A second area of investigation is the role Kaposi's sarcoma-associated herpesvirus (KSHV or HHV-8) in the development of Kaposi's sarcoma (KS), primary effusion lymphoma and other proliferative disorders. KS is the most common malignancy in AIDS patients and is a leading cancer in sub-Saharan Africa. KSHV was first identified from KS lesions in 1994 and harbors an unusual number of genes with cellular counterparts. These pirated genes are believed to perform a number of functions including blocking antiviral responses such as apoptosis and promoting angiogenesis within the highly vasculated KS tumors.

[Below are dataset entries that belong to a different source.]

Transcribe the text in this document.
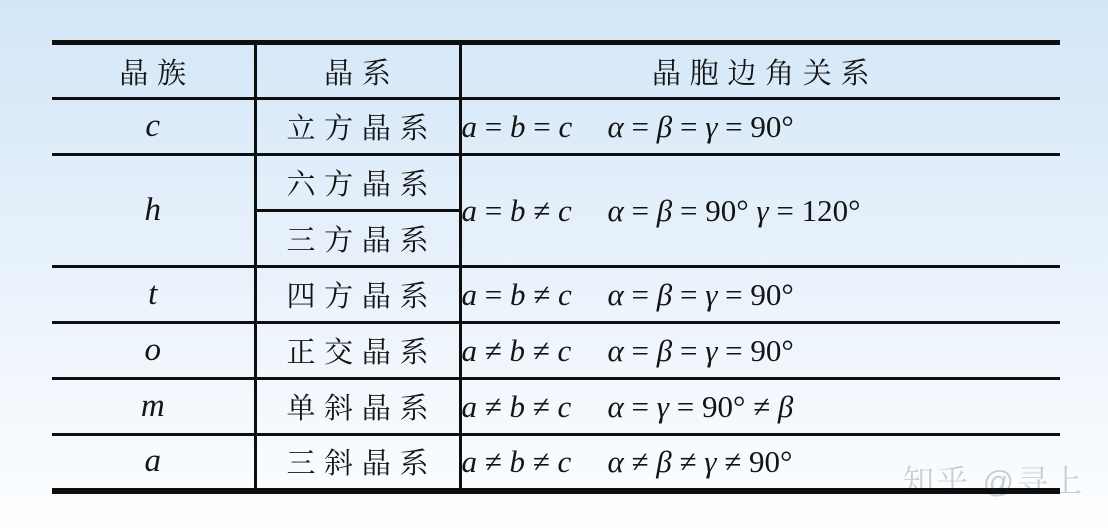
知乎 @寻上
晶族	晶系	晶胞边角关系
c	立方晶系	a = b = c α = β = γ = 90°
h	六方晶系	a = b ≠ c α = β = 90° γ = 120°
	三方晶系	
t	四方晶系	a = b ≠ c α = β = γ = 90°
o	正交晶系	a ≠ b ≠ c α = β = γ = 90°
m	单斜晶系	a ≠ b ≠ c α = γ = 90° ≠ β
a	三斜晶系	a ≠ b ≠ c α ≠ β ≠ γ ≠ 90°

LANA: Our main focus is the Latency-associated nuclear antigen (LANA, LNA-1), a viral protein that plays a critical role in the maintenance of the viral episomal genome and in the immortalization of the host cell. LANA is a hallmark of KSHV infection and is expressed in all latently infected tumor cells implying an important role in the disease process. Recent work from other laboratories has shown that LANA disrupts the function of both the retinoblastoma protein (pRB) and the tumor suppressor protein p53. Blockade of the pRB and p53 cell cycle checkpoints is fundamental to tumorigenesis in human cells, suggesting that LANA is a key determinant of immortalization and malignancy in KSHV-associated disease. LANA also binds to the viral terminal repeat sequences and tethers the circular genome to the host chromosomes thus ensuring proper segregation during mitosis. We have shown that LANA exists as a stable dimer and functions as transcription factor capable of activating and repressing transcription. Current efforts are centered on identifying cellular and viral target genes and understanding how modulation of these activities contributes to the immortalization of latently infected cells.

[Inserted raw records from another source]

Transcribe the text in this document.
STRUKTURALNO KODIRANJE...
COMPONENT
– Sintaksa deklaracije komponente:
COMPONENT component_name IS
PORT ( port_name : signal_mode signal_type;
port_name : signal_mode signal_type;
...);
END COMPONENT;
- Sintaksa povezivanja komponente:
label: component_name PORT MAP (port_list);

Figure 3. Changes in the chromatin structure.
Figure 4. Kaposi´s sarcoma-associated herpesvirus (KSHV) latently infects human tumor cells.

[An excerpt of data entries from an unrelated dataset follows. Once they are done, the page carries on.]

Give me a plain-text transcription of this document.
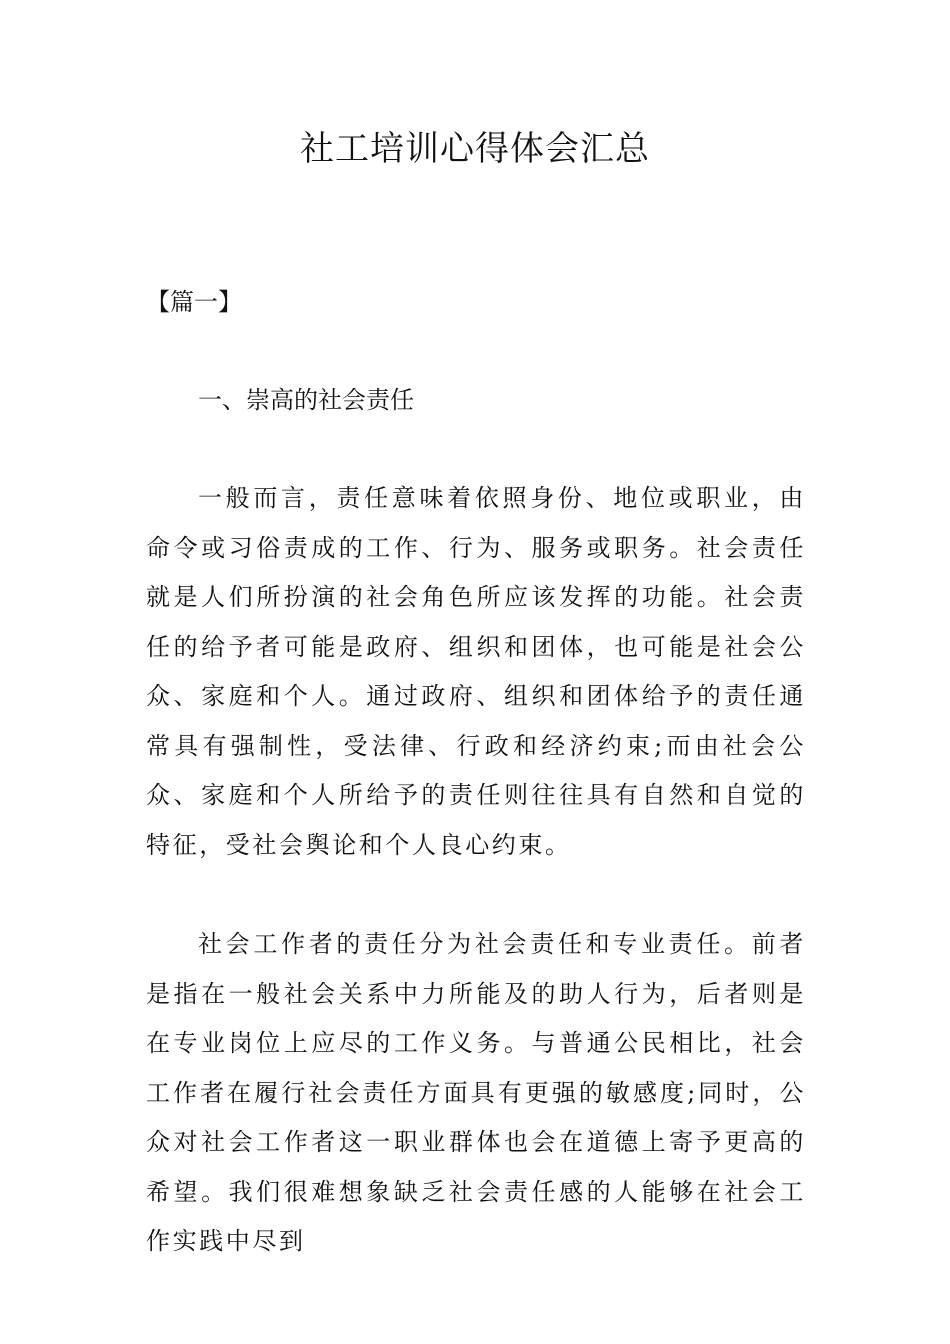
社工培训心得体会汇总

【篇一】

一、崇高的社会责任

一般而言，责任意味着依照身份、地位或职业，由命令或习俗责成的工作、行为、服务或职务。社会责任就是人们所扮演的社会角色所应该发挥的功能。社会责任的给予者可能是政府、组织和团体，也可能是社会公众、家庭和个人。通过政府、组织和团体给予的责任通常具有强制性，受法律、行政和经济约束;而由社会公众、家庭和个人所给予的责任则往往具有自然和自觉的特征，受社会舆论和个人良心约束。

社会工作者的责任分为社会责任和专业责任。前者是指在一般社会关系中力所能及的助人行为，后者则是在专业岗位上应尽的工作义务。与普通公民相比，社会工作者在履行社会责任方面具有更强的敏感度;同时，公众对社会工作者这一职业群体也会在道德上寄予更高的希望。我们很难想象缺乏社会责任感的人能够在社会工作实践中尽到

Reactivation: The majority of KSHV infected cells establish a latent infection and allow the host cell to grow indefinitely. KSHV latency is remarkably stable and in most circumstances, only a tiny fraction of cells will switch to the lytic mode (reactivate). Our goal is to understand why latency is so stable and devise methods to promote reactivation. To do this we are focusing on the role of latency gene products in suppression of the lytic program and the contribution of chromatin structure to latency.